I am trying to make a helper function to make inserts to a SQLite database easy to generalize.
For example:
member __.RegisterUsers (users : UserData array) =
insertOrReplace "User" users [|
("id", fun u -> u.id)
("nick", fun u -> u.nick)
("is_verified", fun u -> u.is_verified)
("is_banned", fun u -> u.is_banned)
("subscriptions", fun u -> u.num.subscriptions)
("subscribers", fun u -> u.num.subscribers)
("total_posts", fun u -> u.total_posts)
("original_nick", fun u -> u.original_nick)
|]
My implementation is as follows:
let insertOrReplace (table:string) (items:'T array) (args:(string * ('T -> obj)) array)=
let fieldNames = args |> Seq.map fst |> Seq.toArray
let parameterNames = fieldNames |> Array.mapi (fun i name -> $"@{name}{i}")
let commandText =
StringBuilder()
.Append($"INSERT OR REPLACE INTO {table} (")
.AppendJoin(", ", fieldNames)
.Append(") VALUES (")
.AppendJoin(", ", parameterNames)
.Append(");")
.ToString()
use transaction = connection.BeginTransaction()
use command = new SqliteCommand(commandText, connection, transaction)
let parameters =
parameterNames |> Array.map (fun name ->
let parameter = command.CreateParameter()

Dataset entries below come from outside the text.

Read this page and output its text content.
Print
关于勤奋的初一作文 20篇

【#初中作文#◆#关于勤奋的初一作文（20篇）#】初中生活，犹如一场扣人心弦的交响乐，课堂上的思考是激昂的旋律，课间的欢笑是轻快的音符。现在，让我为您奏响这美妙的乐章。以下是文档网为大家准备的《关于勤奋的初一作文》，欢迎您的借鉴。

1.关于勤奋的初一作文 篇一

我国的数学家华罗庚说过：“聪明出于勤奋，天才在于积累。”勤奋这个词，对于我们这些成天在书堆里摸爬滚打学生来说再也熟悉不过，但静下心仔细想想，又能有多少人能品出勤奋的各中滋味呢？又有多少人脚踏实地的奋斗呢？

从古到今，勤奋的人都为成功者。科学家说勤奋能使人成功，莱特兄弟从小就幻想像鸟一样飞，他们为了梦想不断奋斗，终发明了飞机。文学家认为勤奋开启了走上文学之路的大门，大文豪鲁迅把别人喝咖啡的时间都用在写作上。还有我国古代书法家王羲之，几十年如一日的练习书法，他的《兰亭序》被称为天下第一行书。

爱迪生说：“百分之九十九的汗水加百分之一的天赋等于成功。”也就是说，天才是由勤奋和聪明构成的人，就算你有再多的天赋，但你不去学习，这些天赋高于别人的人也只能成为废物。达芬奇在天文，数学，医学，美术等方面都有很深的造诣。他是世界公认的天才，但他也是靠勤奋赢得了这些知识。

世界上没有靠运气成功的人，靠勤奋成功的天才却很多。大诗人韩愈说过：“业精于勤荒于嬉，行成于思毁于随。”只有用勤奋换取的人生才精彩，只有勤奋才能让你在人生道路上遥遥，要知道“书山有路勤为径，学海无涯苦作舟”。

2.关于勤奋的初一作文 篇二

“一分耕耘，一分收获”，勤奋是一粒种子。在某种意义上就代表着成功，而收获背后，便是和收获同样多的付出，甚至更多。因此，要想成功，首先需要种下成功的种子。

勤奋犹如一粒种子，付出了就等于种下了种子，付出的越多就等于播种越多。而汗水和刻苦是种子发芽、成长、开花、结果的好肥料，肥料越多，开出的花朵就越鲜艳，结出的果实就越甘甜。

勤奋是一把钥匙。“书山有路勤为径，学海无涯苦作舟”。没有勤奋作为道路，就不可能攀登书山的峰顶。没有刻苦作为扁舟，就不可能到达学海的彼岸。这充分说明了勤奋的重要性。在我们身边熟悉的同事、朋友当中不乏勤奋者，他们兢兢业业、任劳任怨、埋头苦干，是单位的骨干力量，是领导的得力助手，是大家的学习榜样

parameter.ParameterName <- name
command.Parameters.Add(parameter)
)
try
let modifiedFields = items |> Array.map (fun item ->
Array.iter2 (fun (name, selector) (parameter:SqliteParameter) -> parameter.Value <- selector item) args parameters
command.ExecuteNonQuery()
)
transaction.Commit()
modifiedFields |> Array.sum |> Ok
with
| _ as ex -> Error ex.Message
This uses Microsoft's Microsoft.Data.Sqlite library
The table definition I'm trying to insert to:
CREATE TABLE IF NOT EXISTS User (
id TEXT PRIMARY KEY,
nick TEXT NOT NULL,
is_verified INTEGER NOT NULL,
is_banned INTEGER NOT NULL,
subscriptions INTEGER NOT NULL,
subscribers INTEGER NOT NULL,
total_posts INTEGER NOT NULL,
original_nick TEXT NOT NULL
);
This "works" in the sense that the data is inserted correctly, but it's extremely slow and takes about 75-110 ms per record. For a single record, that's negligible, but I'm trying to insert hundreds at a time and it's becoming a serious bottleneck.
Things I've tried:
The problem was not with any of the code shown here, but with the several other tables that all had foreign key references to the User
table. There were several hundred thousand records with foreign key references to User
s, and apparently checking foreign key integrity for that many was just too much.
Data integrity is not a huge concern for this project and missing key references are not a problem, so I decided to remove all foreign key constraints. I left primary key constraints in place, as that is important for my use case.
After rebuilding the database with no foreign keys, insert times are down to about 10-30ms per batch as opposed to the 10-30+ seconds previously.
For anyone in the future with a similar problem where dropping foreign key constraints is acceptable for their project, I found this guide (archive).